Fundamentally, the economic growth and jobs that will allow recovery from covid and pay for our public services depend on businesses investing in technology and their workforce, which is why I welcome the Chancellor’s ‘Super Deduction’ of 130% of taxable profits on investment. At a stroke this lifts the UK from 30th to 1st place in terms of how encouraging our tax regime is for job-creating investment, boosting this by 9%.
However, I have some questions about whether it is right to fund this sensible move by hiking corporation tax to 25%, which could make the UK less attractive to job-creators, although I am reassured this will only affect the largest firms. I also accept that given the appalling economic impact of covid, money has to be found somewhere, which is also why after an increase this year, income tax thresholds sadly will be frozen until 2026.

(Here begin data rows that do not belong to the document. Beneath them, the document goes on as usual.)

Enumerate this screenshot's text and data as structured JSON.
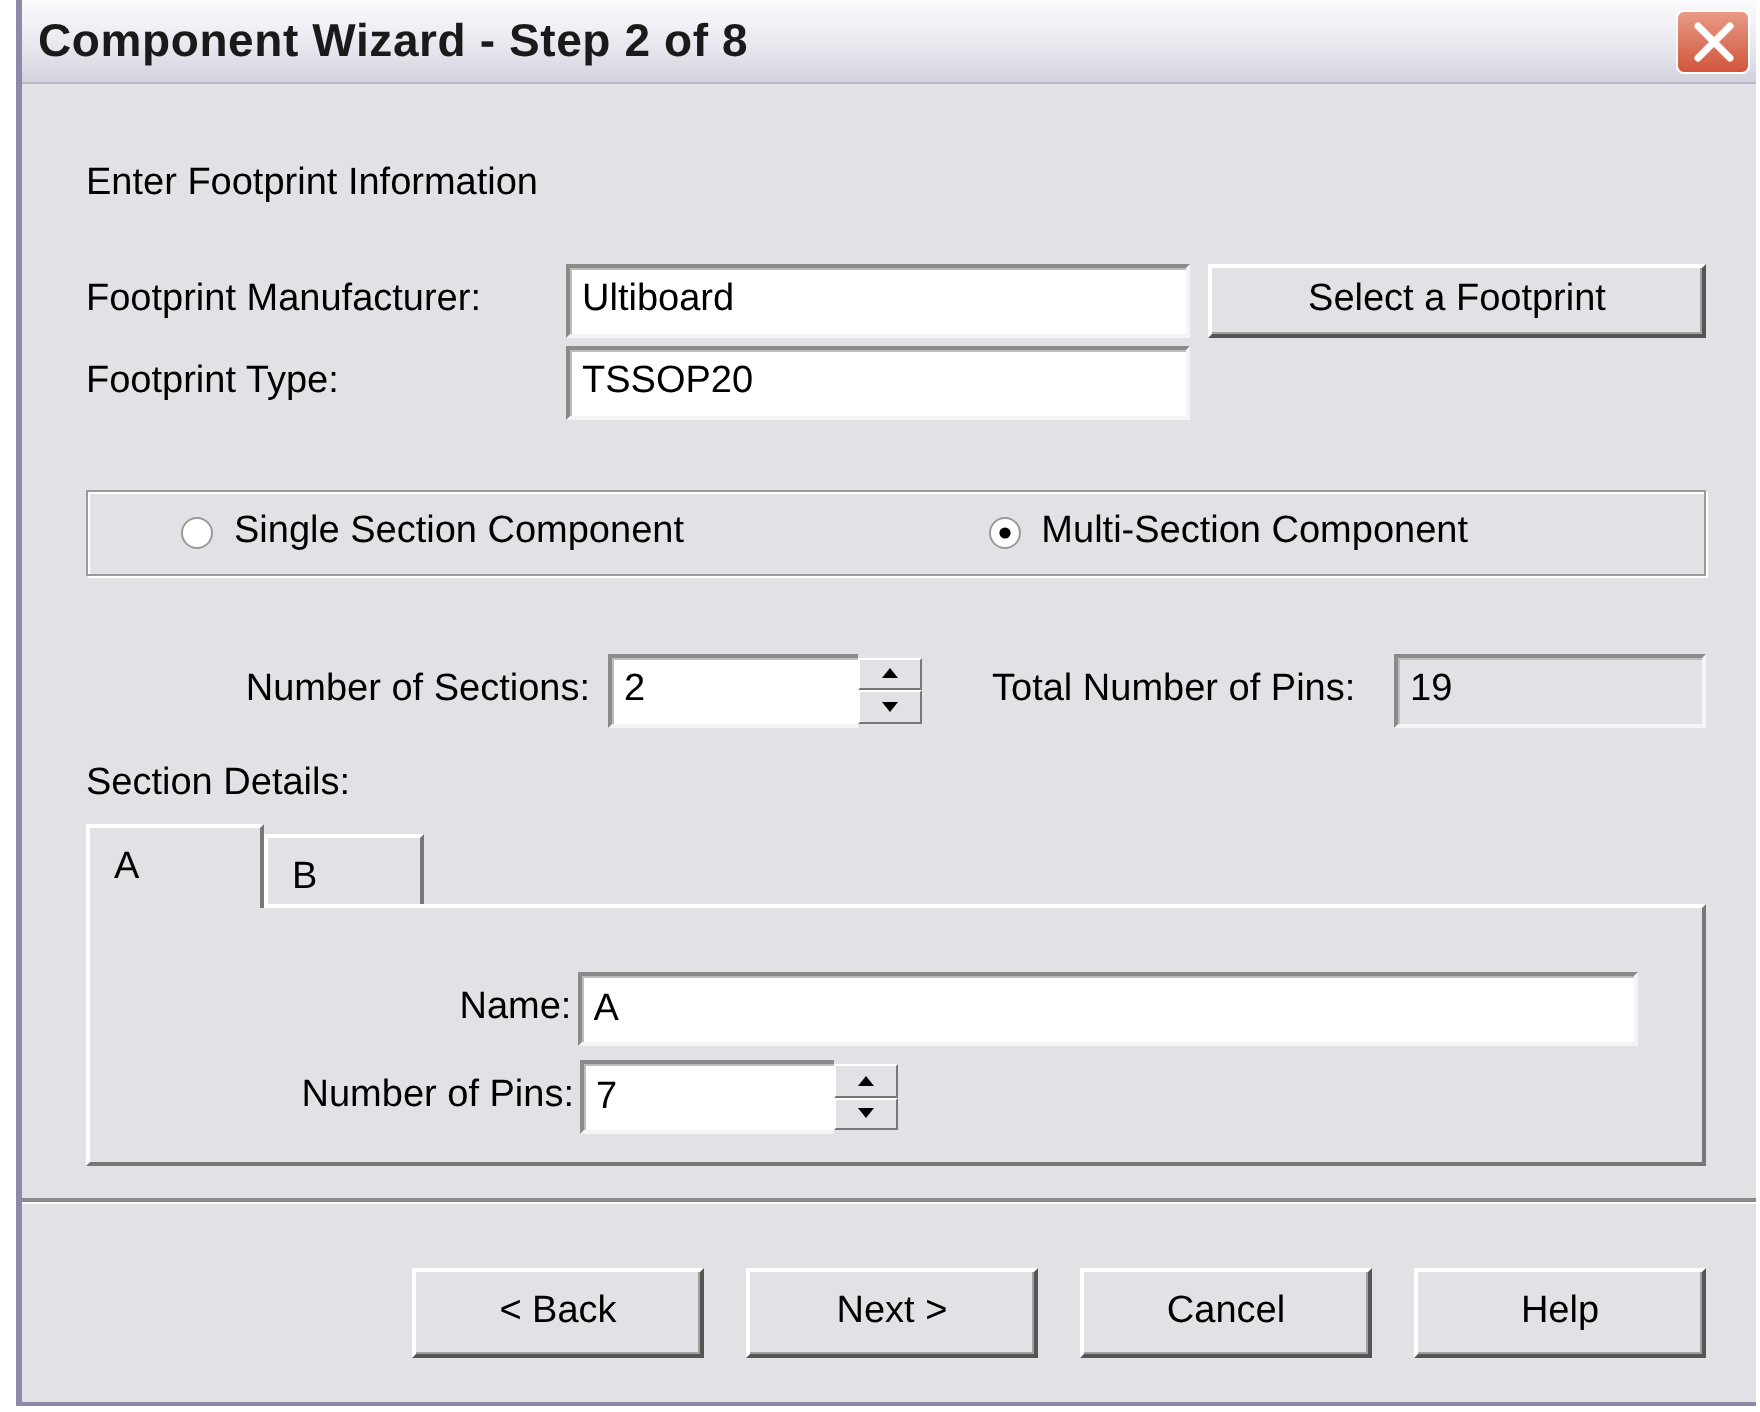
{
  "window": {
    "title": "Component Wizard - Step 2 of 8"
  },
  "heading": "Enter Footprint Information",
  "footprint_fields": [
    {
      "label": "Footprint Manufacturer:",
      "value": "Ultiboard"
    },
    {
      "label": "Footprint Type:",
      "value": "TSSOP20"
    }
  ],
  "select_button": "Select a Footprint",
  "component_types": [
    {
      "label": "Single Section Component",
      "selected": false
    },
    {
      "label": "Multi-Section Component",
      "selected": true
    }
  ],
  "sections_count": {
    "label": "Number of Sections:",
    "value": "2"
  },
  "total_pins": {
    "label": "Total Number of Pins:",
    "value": "19",
    "disabled": true
  },
  "section_details": {
    "label": "Section Details:",
    "tabs": [
      {
        "label": "A",
        "selected": true
      },
      {
        "label": "B",
        "selected": false
      }
    ],
    "name": {
      "label": "Name:",
      "value": "A"
    },
    "pins": {
      "label": "Number of Pins:",
      "value": "7"
    }
  },
  "buttons": [
    "< Back",
    "Next >",
    "Cancel",
    "Help"
  ]
}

Besides vaccine-induced optimism, we also need to be realistic that even in 5 years time, as a nation we will still be 3% poorer because of the pandemic, and are borrowing £355 billion this year alone. Any increase in the interest costs of servicing this debt could be dangerous, and this has already doubled in the last month, so the government have to take prudent measures like the above to reduce our vulnerability to rises in the cost of borrowing.